𝐃𝐨𝐫𝐠𝐞𝐥è𝐬 𝐇𝐎𝐔𝐄𝐒𝐒𝐎𝐔 : De la poésie avant tout. Elle ne me quitte pas d’un pas. Le livre du moment est de Maxime N’Débéka et s’intitule Toi, le possible chimérique. C’est un délice du genre. En matière d’essai, je déguste actuellement Ernesto DJÉDJÉ, une poésie, une culture initiatique, une philosophie de l’art musical du professeur Emmanuel TOH BI, spécialiste de poésie négro-africaine, poète et chroniqueur. Ce livre est sorti il y a peu, et l’auteur m’a fait le privilège de m’en faire la primeur. Il donne le change à un autre intitulé La fonction critique de l’art : dynamiques et ambiguïtés sous la direction d’Évelyne Toussaint. Les humanités sont tellement méprisées sous nos tropiques que ce sont là des lectures réconfortantes qui mettent en parallèle la dualité aérienne et matérialiste de l’art et de son exégèse. Tant qu’on refuse de voir que la pensée sur l’homme et son œuvre est fondamentale pour notre société, on se ferme à la richesse matérielle dont l’art est un conducteur privilégié en somme. Pour ces contempteurs des humanités qui l’ignorent sans aucun doute, la franchise Harry Potter basée sur les livres de l’écrivaine britannique J.K. Rowling, ancienne professeur de français, représente aujourd’hui 25 milliards de dollars, soit plus du tiers du PIB de la Côte d’Ivoire.
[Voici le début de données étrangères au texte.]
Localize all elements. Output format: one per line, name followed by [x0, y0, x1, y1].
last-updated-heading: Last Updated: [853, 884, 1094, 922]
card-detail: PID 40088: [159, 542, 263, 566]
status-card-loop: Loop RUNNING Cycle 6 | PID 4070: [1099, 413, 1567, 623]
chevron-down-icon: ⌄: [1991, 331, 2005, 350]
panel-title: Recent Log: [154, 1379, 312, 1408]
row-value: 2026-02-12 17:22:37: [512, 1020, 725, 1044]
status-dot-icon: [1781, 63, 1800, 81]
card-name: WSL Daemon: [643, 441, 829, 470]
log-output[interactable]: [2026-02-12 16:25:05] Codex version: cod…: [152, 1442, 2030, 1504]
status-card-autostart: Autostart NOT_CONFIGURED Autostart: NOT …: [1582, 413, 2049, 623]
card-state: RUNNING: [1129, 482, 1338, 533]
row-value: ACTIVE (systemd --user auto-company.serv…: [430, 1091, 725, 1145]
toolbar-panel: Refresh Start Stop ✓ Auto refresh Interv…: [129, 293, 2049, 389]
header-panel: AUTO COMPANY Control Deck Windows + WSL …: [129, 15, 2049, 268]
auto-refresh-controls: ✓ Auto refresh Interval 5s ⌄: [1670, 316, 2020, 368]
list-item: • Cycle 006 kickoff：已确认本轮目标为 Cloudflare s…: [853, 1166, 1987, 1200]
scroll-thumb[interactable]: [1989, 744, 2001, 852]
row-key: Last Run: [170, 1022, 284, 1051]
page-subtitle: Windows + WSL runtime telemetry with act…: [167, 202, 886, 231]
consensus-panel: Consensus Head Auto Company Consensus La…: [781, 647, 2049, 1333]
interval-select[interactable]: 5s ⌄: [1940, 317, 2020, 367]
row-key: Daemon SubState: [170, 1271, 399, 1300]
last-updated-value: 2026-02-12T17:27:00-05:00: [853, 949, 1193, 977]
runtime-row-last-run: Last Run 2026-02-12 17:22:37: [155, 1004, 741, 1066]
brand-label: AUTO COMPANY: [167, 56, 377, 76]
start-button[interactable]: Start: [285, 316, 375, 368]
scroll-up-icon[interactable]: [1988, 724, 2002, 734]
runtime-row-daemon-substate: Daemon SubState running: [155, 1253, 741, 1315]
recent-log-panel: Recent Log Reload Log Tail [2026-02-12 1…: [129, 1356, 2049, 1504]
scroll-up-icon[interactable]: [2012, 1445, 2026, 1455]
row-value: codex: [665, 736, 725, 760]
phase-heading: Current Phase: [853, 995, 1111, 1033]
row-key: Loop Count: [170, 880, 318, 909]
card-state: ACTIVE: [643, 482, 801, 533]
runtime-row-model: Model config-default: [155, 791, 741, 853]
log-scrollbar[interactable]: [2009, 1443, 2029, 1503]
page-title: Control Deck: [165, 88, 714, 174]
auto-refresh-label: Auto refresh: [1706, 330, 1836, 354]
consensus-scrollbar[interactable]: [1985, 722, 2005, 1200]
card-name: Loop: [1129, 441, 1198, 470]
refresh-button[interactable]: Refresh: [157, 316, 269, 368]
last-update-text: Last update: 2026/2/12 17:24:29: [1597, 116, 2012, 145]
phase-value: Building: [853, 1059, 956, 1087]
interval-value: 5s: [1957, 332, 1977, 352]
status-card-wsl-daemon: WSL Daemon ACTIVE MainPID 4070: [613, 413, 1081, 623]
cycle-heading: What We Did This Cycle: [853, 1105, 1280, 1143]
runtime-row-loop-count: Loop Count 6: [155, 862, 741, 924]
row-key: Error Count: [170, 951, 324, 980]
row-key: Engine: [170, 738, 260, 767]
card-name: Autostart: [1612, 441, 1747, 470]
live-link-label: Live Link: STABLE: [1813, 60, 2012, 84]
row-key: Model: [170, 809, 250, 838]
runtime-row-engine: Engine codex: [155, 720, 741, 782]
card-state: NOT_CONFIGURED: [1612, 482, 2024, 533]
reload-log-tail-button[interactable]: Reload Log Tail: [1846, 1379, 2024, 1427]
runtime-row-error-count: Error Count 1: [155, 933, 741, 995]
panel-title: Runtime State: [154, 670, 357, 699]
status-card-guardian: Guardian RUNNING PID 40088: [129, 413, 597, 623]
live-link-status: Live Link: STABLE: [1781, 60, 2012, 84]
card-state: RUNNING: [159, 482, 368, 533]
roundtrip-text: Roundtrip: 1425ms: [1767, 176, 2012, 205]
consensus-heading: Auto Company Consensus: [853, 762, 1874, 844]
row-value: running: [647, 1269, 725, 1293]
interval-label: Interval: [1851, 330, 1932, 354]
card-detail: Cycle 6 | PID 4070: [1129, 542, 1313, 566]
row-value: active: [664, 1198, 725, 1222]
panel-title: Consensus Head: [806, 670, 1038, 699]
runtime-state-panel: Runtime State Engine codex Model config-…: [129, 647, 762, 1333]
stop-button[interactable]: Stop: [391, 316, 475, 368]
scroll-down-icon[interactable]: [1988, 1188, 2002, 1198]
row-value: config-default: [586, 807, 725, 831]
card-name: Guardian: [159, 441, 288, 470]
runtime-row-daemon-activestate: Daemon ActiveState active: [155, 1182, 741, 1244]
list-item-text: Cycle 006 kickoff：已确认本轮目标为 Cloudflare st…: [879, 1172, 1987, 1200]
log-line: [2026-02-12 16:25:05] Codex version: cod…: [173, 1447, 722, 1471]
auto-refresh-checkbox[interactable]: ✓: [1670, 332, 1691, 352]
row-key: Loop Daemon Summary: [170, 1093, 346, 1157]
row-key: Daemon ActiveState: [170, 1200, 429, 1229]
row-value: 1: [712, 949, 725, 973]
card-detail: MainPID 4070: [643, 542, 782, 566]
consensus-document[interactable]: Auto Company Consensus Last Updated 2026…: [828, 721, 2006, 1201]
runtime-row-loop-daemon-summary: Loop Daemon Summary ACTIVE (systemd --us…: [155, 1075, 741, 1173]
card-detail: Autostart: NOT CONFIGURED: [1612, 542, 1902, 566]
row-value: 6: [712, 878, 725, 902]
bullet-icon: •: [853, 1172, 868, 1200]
𝓡2𝓐𝓓’𝓒𝓸𝓶 : Un appel à lancer ?
𝐃𝐨𝐫𝐠𝐞𝐥è𝐬 𝐇𝐎𝐔𝐄𝐒𝐒𝐎𝐔 : Je crois que la recherche universitaire en Afrique noire manque de financement. Les ressources humaines sont excellentes certes, mais notre compétitivité est en berne en raison de la faiblesse des budgets. On croit à tort que tout doit être fait par les gouvernants mais la recherche en Occident est aussi financée par les entreprises et des citoyens lambda. Pour exemple, l’an dernier l’Université de Western Michigan, aux États-Unis, a reçu un don de 550 millions de dollars, soit environ 300 milliards de nos francs de la part de donateurs anonymes, c’est-à-dire quasiment le budget annuel du ministère de l’enseignement supérieur ivoirien. L’histoire raconte que ce don est l’œuvre d’anciens étudiants… De tels exemples sont légion partout ailleurs mais c’est surtout une question de perception sociale de la chose scientifique. Je crois qu’il est utile de rappeler cela, de rappeler que la recherche universitaire a besoin de financement et que cela n’est pas seulement l’affaire des politiques de financer les groupes de recherches.
𝓡2𝓐𝓓’𝓒𝓸𝓶 : Votre mot de fin ?
𝐃𝐨𝐫𝐠𝐞𝐥è𝐬 𝐇𝐎𝐔𝐄𝐒𝐒𝐎𝐔 : Merci au comité électif chargé de désigner le chercheur du mois d’avoir pensé à ma modeste personne. Merci à la cellule communication qui fait un travail remarquable dans le sens de la visibilisation des pairs et de leurs travaux. Merci à la Présidente du R2AD pour la confiance toujours renouvelée. Aux plus jeunes chercheurs qui, me prenant en exemple, ont compris qu’il ne faut se laisser brider par aucun diktat doxique sur la production scientifique, j’adresse mes plus vifs encouragements. Notre tâche est d’autant plus grande qu’il y a aussi ce mythe des chercheurs qui ne trouvent rien à enterrer définitivement. Bonne et heureuse année à tous et à bientôt.